To implement my algorithm, you will need an array of rooms and an 80×21 matrix of cells representing
the dungeon. I initialize the dungeon by setting an immutable flag on the outermost cells and assigning a
hardness to the material in every cell. I then attempt to randomly place random rooms in the available
space, checking that the room can be placed legally each time, until some termination criterion is reached.
Example criteria: the dungeon is at least 7% open; there were 2000 failed placement attempts in a row; a
create new room p() predicate failed; etc.

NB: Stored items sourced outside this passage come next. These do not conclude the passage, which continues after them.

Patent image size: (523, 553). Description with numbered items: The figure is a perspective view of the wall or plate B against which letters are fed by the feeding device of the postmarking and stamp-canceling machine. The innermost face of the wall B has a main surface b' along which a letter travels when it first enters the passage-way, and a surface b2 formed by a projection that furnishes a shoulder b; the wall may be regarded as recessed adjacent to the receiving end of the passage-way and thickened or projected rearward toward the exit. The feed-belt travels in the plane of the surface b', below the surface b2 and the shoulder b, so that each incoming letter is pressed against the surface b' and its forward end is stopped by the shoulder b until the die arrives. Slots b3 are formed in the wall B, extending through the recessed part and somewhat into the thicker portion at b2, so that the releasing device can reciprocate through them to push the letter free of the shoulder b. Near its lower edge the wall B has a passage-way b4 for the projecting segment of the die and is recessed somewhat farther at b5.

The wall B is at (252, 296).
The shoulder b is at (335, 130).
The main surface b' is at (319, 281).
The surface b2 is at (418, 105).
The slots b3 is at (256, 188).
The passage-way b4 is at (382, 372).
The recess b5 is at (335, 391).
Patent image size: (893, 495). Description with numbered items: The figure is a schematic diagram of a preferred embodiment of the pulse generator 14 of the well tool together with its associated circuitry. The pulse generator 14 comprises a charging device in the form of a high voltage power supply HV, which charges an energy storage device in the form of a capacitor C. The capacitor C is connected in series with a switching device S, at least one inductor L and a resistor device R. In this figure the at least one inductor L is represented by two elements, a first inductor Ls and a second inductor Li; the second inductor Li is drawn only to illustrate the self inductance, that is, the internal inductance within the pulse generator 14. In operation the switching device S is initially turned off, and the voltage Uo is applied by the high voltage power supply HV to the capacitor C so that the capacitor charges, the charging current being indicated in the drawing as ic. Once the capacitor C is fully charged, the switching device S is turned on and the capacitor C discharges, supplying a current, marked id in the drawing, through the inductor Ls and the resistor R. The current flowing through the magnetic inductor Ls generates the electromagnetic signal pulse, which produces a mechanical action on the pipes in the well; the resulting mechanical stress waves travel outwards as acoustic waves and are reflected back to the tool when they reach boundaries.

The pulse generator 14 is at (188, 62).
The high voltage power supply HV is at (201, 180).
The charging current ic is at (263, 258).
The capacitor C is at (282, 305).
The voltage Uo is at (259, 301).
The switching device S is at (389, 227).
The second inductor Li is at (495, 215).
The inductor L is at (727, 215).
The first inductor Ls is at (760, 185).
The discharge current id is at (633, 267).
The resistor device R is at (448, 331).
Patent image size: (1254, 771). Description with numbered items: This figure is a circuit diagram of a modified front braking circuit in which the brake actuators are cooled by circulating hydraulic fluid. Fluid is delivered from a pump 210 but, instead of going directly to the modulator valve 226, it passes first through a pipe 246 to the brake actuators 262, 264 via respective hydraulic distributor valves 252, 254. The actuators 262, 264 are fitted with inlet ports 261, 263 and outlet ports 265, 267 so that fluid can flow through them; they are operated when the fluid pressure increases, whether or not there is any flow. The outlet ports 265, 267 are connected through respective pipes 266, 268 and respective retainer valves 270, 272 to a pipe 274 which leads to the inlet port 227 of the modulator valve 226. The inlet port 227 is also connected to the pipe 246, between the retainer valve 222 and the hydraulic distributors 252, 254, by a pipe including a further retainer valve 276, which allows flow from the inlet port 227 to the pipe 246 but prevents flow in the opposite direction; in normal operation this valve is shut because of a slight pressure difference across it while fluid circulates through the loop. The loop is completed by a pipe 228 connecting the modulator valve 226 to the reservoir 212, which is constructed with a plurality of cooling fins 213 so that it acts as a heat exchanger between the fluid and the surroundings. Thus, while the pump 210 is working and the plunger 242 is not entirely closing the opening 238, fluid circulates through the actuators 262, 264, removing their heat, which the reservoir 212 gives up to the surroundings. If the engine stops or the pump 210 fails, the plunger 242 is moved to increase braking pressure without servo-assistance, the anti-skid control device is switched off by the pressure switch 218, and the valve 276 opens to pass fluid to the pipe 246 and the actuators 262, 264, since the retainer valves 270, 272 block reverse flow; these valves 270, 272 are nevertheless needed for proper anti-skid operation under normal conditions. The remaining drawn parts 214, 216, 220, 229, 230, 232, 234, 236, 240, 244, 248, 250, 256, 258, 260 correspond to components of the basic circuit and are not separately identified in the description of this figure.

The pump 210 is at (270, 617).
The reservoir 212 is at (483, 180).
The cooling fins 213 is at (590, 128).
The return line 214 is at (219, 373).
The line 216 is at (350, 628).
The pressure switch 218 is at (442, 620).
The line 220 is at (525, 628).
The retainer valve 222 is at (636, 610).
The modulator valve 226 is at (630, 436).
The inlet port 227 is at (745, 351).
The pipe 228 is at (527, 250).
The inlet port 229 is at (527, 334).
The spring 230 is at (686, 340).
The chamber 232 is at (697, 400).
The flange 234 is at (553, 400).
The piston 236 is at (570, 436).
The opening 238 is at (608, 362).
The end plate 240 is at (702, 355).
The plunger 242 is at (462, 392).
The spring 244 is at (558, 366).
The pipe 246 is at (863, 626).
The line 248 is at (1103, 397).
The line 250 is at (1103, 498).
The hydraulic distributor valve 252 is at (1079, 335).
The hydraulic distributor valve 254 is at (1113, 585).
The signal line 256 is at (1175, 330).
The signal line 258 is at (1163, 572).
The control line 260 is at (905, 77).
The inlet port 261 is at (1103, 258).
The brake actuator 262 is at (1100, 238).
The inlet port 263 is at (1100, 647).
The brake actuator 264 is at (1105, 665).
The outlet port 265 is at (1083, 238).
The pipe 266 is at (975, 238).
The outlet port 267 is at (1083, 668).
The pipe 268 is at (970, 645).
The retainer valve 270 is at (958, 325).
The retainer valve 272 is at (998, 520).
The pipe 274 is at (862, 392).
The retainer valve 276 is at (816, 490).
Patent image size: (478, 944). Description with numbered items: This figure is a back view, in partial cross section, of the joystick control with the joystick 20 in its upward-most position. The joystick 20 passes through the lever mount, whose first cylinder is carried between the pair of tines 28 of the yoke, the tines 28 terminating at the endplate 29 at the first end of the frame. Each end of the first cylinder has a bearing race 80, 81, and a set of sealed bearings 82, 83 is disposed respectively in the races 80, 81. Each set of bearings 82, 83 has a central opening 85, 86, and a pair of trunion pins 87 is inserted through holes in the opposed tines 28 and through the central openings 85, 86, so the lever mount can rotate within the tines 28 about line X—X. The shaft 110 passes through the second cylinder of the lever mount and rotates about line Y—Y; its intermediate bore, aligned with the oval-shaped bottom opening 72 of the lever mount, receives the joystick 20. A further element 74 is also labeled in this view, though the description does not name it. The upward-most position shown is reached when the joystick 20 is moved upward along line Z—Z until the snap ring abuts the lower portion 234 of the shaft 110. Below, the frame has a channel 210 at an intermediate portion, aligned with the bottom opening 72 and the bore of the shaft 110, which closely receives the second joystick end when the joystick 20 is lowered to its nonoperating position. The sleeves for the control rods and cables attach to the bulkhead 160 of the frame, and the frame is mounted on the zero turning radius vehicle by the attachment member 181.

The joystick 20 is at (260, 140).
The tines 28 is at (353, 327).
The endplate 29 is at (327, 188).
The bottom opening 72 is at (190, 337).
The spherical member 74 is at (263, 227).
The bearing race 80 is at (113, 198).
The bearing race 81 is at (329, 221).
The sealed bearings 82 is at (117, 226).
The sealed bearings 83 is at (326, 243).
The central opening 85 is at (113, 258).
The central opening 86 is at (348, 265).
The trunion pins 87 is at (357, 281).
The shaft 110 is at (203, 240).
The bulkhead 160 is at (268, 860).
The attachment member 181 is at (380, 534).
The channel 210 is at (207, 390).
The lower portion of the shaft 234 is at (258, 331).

After placing rooms, move through the room array of n rooms, connecting room 1 with room 2, then
room 3 with rooms 1–2, . . . until you’ve connected room n with rooms 1–(n − 1). Okay, so how do we
make that connection? Find the closest room in the already connected set using Euclidean distance to its
centroid then carve a path to it by changing rock to open space; this can always be done with zero or one
change of direction. If you get that working, then add some random changes of direction in there to make it
look a little more exciting.
So why do I have that rock hardness? Well, our adventurer and monsters will eventually be able to
tunnel through the dungeon, so hardness will be a useful notion to influence tunneling, but for now I use
it to drive a corridor heuristic. I use Dijkstra’s algorithm where my edge weights are rock hardnesses and
modified with penalties for direction changes to find shortest paths between 1–2, 2–3, . . ., (n − 1)–n. If
you implement this, you’ll find that your code will draw corridors directly to nearby rooms too often—the
dungeon ends up connected, but there are never any loops, and I think that’s kind of boring—so you need
to weight empty space close to the hardness of the softest rock to get more satisfying results. You may be
thinking that this is an interesting method, but it requires a priority queue, so it’s too much work. Maybe
that’s true—up to you to decide—however: 1) A priority queue is easy to implement; and 2) You’ll need
one eventually, anyway, in order for monsters to move around the dungeon without getting stuck in corners.